Epub: Piao et al. CD44 is required for the migration of transplanted oligodendrocyte progenitor cells to focal inflammatory demyelinating lesions in the spinal cord. Glia. 2012. doi: 10.1002/glia.22438.
Remyelination of chronically demyelinated axons in multiple sclerosis (MS) requires the recruitment of endogenous cells or their replacement by transplanted, exogenous oligodendrocyte progenitor cells (OPCs). We have previously shown that an OPC line, CG4, preferentially migrates after transplantation toward focal areas of inflammatory demyelination and axon loss created by injection of zymosan in the rat spinal cord. Here we show that many transplanted CG4 cells had already migrated into the inflammatory lesion after 1 day. We demonstrate that a large number of CG4 cells that had migrated, expressed the adhesion protein, CD44, and that CD44’s main ligand, hyaluronic acid (HA) was robustly expressed in the inflammatory lesion. In an in vitro migration assay, migration declined significantly following blocking of CD44 expression on CG4 cells. Likewise, migration of CG4 cells toward a zymosan lesion in vivo was inhibited when transplanted cells were exposed to a CD44 blocking antibody prior to transplantation. These findings suggest that CD44 is a key molecule in the migration of OPCs toward the focal inflammatory demyelinated lesion induced by zymosan, and may be an important in OPC repair in MS.

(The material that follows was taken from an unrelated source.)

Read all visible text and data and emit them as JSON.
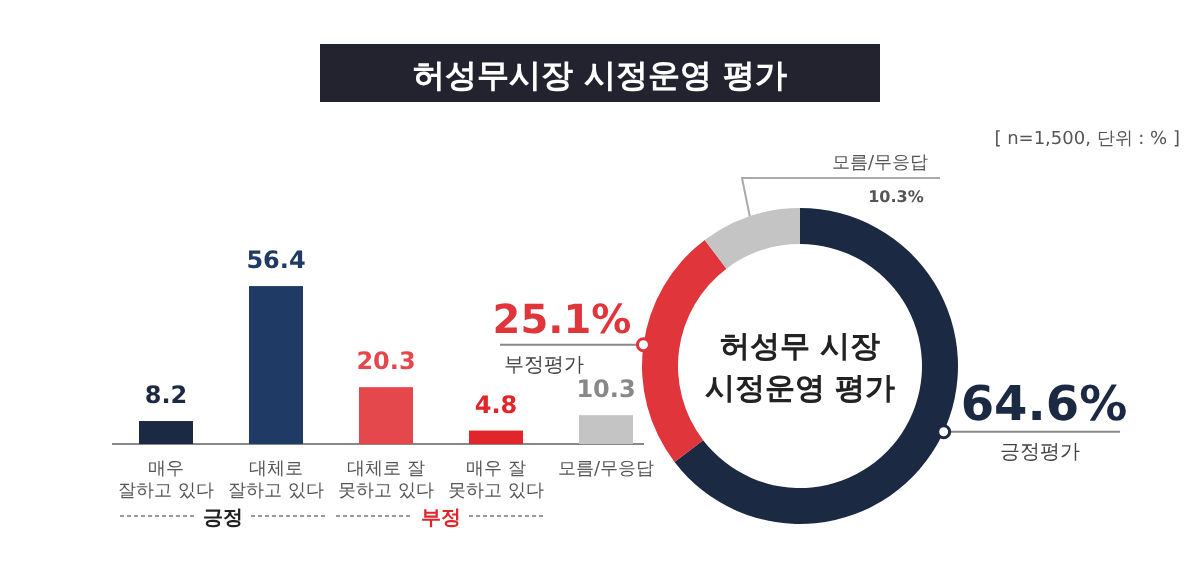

CD44 is an adhesion molecule used by cells to be recruited into the CNS. This molecule is also used by effector white blood cells to get into the CNS as we showed years ago. Likewise others have shown that CD49d is also used by white blood cells and neural stem cells to migrate into lesions, although in rodents at least CD44 blockade is much more effective at inhibiting disease than blockage with CD49d (The target for tysabri). But shows that biology can use the same pathways so whilst blockade of white cells into the brain may be good it could be at a cost of blocking repairing cells entering also. This will only be of relevance for transplanting of oligodendrocyte precursors because in reality it is not they that migrate into the CNS but there neural stem cell precursors.